FuguReport

VitaBench 2.0: Evaluating Personalized and Proactive Agents in Long-Term User Interactions

Authors Yuxin Chen, Yi Zhang, Zhengzhou Cai, Yaorui Shi, Zhiyuan Yao, Chenhang Cui, Jingnan Zheng, Yaqi Huo, Xi Su, Qi Gu, Xunliang Cai, Xiang Wang, An Zhang, Tat-Seng Chua
Affiliations University of Science and Technology of China / Meituan / National University of Singapore / Beijing University of Posts and Telecommunications / Zhejiang University
Categories Evaluation / Agent Evaluation / Evaluation of proactive personalized agents, Task / User Interaction / Long-term interaction tasks, Application / Personalization / Real-world personalization challenges
License CC BY 4.0

Abstract Overview

VitaBench 2.0 is a benchmark for evaluating personalized and proactive agent behavior in long-term user interactions. It organizes tasks as temporally ordered sequences for individual users across multiple domains, with user preferences embedded in fragmented dialogue and behavior histories rather than stated explicitly. The benchmark also includes an extensible memory interface so different memory architectures can be compared under controlled conditions. Across a broad set of proprietary and open models, the study finds that current agents still struggle to infer, maintain, and apply evolving user preferences in realistic settings.

Novelty

The paper’s main novelty is a benchmark that jointly evaluates personalization, proactive information seeking, and long-term agent behavior in executable task environments rather than passive text-only settings. It also introduces a controlled memory interface to compare agentic memory and RAG-style memory for personalized decision-making over time.

Results

Experiments show that real-world personalization remains difficult even for frontier models, with performance staying limited even when full interaction history is available.
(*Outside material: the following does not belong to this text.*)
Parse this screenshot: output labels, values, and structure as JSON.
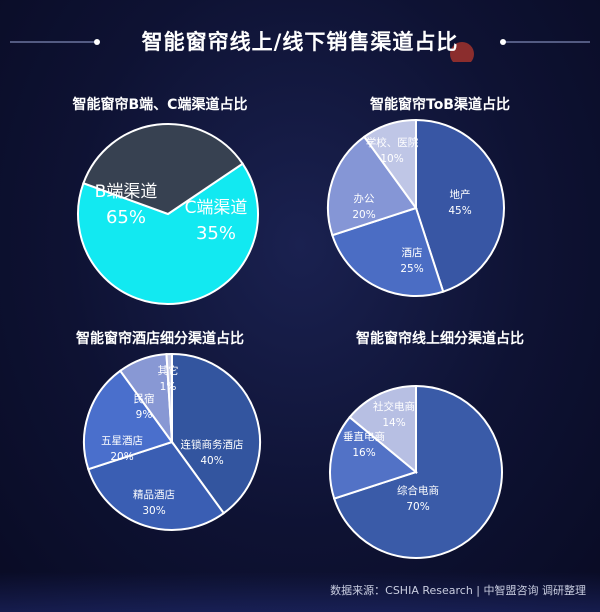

Memory is important but often hurts performance relative to full-context access, and enabling reasoning or thinking modes does not consistently improve personalization. The analysis further shows that proactive tasks are harder than standard personalization tasks and that preference-related failures are the dominant bottleneck.

Key Points

  1. VitaBench 2.0 evaluates agents on long-term, user-centric task sequences where preferences must be extracted, updated, and used from fragmented interactions.
  2. The benchmark covers 56 users, over 2,000 manually curated preferences, three domains, and 66 tools, with support for both agentic and RAG-based memory settings.
  3. Empirical results indicate that personalization, not tool use alone, is the main limiting factor for current agents, especially under long interaction histories and proactive decision requirements.

References

This page was created using generative AI such as GPT-5, Claude Opus 4, Gemini 3, Gemini 3.1 Flash Image, and their higher-end successor versions. No guarantee can be made regarding its contents.